Department of Internal Medicine, Section of Geriatric Medicine, Amsterdam UMC, University of Amsterdam, Amsterdam, the Netherlands.
Vilans, National Center of Expertise for Long-term Care, Vilans, PO Box 8228, 3503 RE, Utrecht, The Netherlands.
BMC Med Inform Decis Mak. 2020 Feb 19;20(1):35. doi: 10.1186/s12911-020-1022-6.
Shared decision making (SDM) contributes to personalized decisions that fit the personal preferences of patients when choosing a treatment for a condition. However, older adults frequently face multiple chronic conditions (MCC). Therefore, implementing SDM requires special features. The aim of this paper is to describe the development of an intervention to improve SDM in older adults with MCC.
Following the Medical Research Council framework for developing complex interventions, the SDM intervention was developed step-wise. Based on a literature review and empirical research in a co-creation process with end users, we developed training for geriatricians and a preparatory tool for older patients with MCC and informal caregivers. After assessing feasibility, the intervention was implemented in a pilot study (N = 108) in two outpatient geriatric clinics of an academic and a non-academic teaching hospital in Amsterdam, the Netherlands.
Key elements of the training for geriatricians include developing skills to involve older adults with MCC and informal caregivers in SDM and following the six-step 'Dynamic model for SDM with frail older patients', as well as learning how to explore personal goals related to quality of life and how to form a partnership with the patient and the informal caregiver. Key elements of the preparatory tool for patients include an explicit invitation to participate in SDM, nomination that the patient's own knowledge is valuable, invitation to form a partnership with the geriatrician, encouragement to share information about daily and social functioning and exploration of possible goals. Furthermore, the invitation of informal caregivers to share their concerns was also a key element.
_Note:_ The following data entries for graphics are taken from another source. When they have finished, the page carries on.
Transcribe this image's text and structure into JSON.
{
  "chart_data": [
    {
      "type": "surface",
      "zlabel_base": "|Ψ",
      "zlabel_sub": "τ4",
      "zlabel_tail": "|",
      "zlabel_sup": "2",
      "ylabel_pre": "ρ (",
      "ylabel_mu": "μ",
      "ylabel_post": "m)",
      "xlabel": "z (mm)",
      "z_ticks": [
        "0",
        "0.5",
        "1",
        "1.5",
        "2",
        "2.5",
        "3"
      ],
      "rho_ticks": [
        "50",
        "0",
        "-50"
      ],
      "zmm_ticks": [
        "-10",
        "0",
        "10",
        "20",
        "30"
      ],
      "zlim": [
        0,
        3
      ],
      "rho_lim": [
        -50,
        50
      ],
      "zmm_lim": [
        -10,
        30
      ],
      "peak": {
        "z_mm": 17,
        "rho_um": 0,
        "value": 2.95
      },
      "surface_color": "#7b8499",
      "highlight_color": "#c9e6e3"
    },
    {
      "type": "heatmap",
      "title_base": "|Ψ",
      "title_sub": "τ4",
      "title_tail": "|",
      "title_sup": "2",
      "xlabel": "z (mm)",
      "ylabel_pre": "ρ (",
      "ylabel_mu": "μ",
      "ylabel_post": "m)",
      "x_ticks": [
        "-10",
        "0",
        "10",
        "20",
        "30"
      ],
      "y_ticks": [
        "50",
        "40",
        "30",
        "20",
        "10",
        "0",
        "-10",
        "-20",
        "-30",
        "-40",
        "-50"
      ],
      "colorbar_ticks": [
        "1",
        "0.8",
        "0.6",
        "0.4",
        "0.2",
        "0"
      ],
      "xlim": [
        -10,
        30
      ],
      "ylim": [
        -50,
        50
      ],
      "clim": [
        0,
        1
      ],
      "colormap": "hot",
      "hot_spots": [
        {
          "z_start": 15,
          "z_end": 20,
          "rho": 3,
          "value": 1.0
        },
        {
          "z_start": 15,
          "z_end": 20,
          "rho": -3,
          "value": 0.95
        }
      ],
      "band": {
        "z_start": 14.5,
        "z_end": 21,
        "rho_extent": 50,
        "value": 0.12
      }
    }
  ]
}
Through a process of co-creation, both training for geriatricians and a preparatory tool for older adults and their informal caregivers were developed, tailored to the needs of the end users and based on the 'Dynamic model of SDM with frail older patients'.
当为一种疾病选择治疗方案时,共享决策(SDM)有助于制定符合患者个人偏好的个性化决策。然而,老年人经常面临多种慢性疾病(MCC)。因此,实施 SDM 需要特殊的特征。本文的目的是描述一种干预措施的开发,以改善患有 MCC 的老年人的 SDM。
根据医学研究委员会(MRC)制定复杂干预措施的框架,逐步开发 SDM 干预措施。基于文献回顾和与最终用户共同创作过程中的实证研究,我们为老年病医生开发了培训,并为患有 MCC 和非正规护理人员的老年患者开发了预备工具。在评估了可行性之后,该干预措施在荷兰阿姆斯特丹的一所学术和非学术教学医院的两个门诊老年诊所进行了试点研究(N=108)。
老年病医生培训的关键要素包括发展技能,使患有 MCC 和非正规护理人员的老年人参与 SDM,并遵循“脆弱老年患者 SDM 的动态模型”的六个步骤,以及学习如何探索与生活质量相关的个人目标,以及如何与患者和非正规护理人员建立伙伴关系。患者预备工具的关键要素包括明确邀请参与 SDM,提名患者自己的知识是有价值的,邀请与老年病医生建立伙伴关系,鼓励分享关于日常生活和社会功能的信息,并探索可能的目标。此外,邀请非正式护理人员分享他们的关注也是一个关键要素。
通过共同创作的过程,为老年病医生开发了培训,为老年人及其非正规护理人员开发了预备工具,这些都针对最终用户的需求,并基于“脆弱老年患者 SDM 的动态模型”。